Will Apple’s mixed-reality headset be more popular overseas than it was in America?

The tech giant is reportedly trying to find out.

Apple is preparing to begin selling its almost $3,500 Vision Pro in non-U.S. markets, Bloomberg News reported Monday (May 13).

Sources tell the news outlet that the company is flying hundreds of international store employees to its headquarters to learn how to demonstrate the device, with plans to bring the Vision Pro to overseas markets for the first time after its Worldwide Developers Conference next month.

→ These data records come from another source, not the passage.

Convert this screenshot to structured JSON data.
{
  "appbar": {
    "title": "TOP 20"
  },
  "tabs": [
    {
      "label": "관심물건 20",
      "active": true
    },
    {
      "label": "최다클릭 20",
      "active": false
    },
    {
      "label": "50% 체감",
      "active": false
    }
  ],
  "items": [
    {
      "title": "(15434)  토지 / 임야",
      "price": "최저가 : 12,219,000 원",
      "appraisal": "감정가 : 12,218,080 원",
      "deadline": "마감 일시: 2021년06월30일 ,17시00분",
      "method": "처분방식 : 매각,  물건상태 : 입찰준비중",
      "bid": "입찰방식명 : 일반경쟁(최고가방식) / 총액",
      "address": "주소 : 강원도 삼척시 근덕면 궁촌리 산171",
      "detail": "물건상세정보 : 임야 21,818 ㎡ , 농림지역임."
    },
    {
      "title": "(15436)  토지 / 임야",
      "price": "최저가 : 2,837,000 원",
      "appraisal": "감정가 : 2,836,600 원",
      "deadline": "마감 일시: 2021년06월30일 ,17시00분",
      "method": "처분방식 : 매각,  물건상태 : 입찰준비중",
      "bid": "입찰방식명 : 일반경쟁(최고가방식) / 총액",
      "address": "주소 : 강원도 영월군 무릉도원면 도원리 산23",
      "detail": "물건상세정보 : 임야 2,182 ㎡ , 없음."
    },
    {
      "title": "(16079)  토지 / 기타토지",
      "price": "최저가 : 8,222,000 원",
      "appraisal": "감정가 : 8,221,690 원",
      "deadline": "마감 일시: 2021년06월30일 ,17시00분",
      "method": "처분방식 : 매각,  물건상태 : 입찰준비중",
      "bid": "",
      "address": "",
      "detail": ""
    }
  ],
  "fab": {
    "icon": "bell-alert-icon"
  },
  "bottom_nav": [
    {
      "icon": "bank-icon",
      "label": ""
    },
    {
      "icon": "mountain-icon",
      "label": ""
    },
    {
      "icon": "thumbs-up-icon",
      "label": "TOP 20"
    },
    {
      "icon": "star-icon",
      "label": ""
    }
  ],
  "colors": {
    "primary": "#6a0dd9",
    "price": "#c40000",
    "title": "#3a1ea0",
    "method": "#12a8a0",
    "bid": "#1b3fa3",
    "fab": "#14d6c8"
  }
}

According to the report, Apple hasn’t told employees in the training sessions where exactly the device will be available. However, the company is training workers from Australia, China, France, Germany, Japan, Singapore and South Korea, which Bloomberg says suggests those areas could be some of the first international markets for the Vision Pro.

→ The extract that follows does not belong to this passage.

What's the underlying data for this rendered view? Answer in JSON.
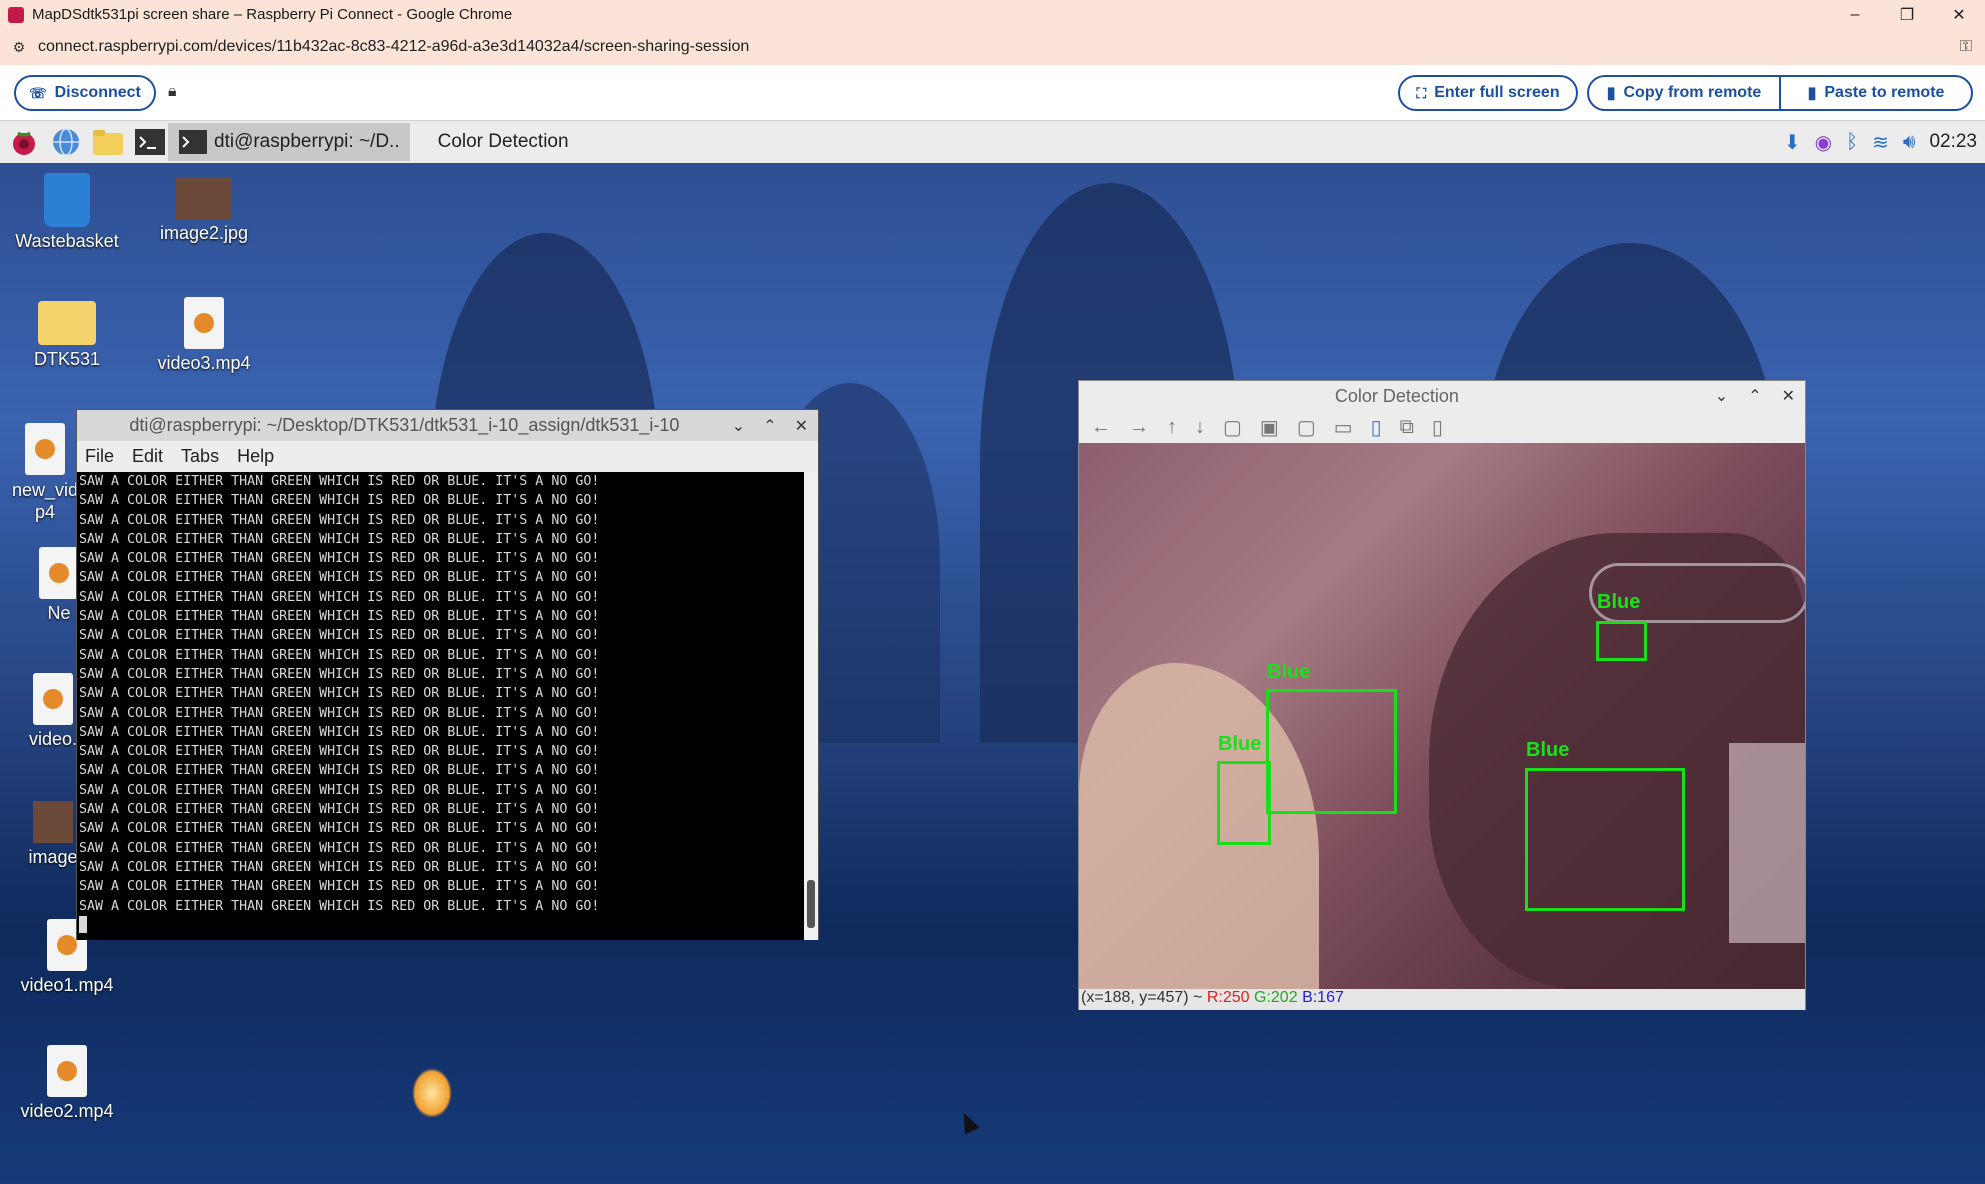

As that report notes, the Vision Pro was supposed to usher in what Apple CEO has dubbed the era of “spatial computing.” So far, however, it hasn’t taken off the way the company’s other devices have.

PYMNTS has contacted Apple for comment but has not yet gotten a reply.

Apple debuted the Vision Pro in February along with 600 new apps. The rollout led retailers like J.Crew and Lowe’s to debut their own virtual/augmented reality apps.

However, the company has struggled to make the Vision Pro a hit. Early adopters complained of discomfort and nausea while wearing the device, while the $3,500 price tag makes the headset less affordable to consumers dealing with economic uncertainty.

Writing about Apple earlier this month, PYMNTS’ Karen Webster argued that the company’s troubles with the Vision Pro were part of a broader problem:

“Wearables were a hit for a time, but now not so much. The HomePod was an outright flop. Like most AR/VR headsets, the Vision Pro seems a niche product that got a PR and fanboy pop but seems to struggle to gain adoption. The Connected Car, billed as Apple’s biggest flagship product since the iPhone, was shuttered after a decade-long attempt to make it road-and consumer-ready. And don’t even try to ask Siri where Apple was when AI took off in late 2022.

“Unless Apple has another transformative product innovation hiding up its sleeves, Apple’s growth is entirely dependent upon people buying the next generation of iPhone, upgrading them and using them,” Webster added. “The same form factor, more or less, that they have been buying for the last 17 years.”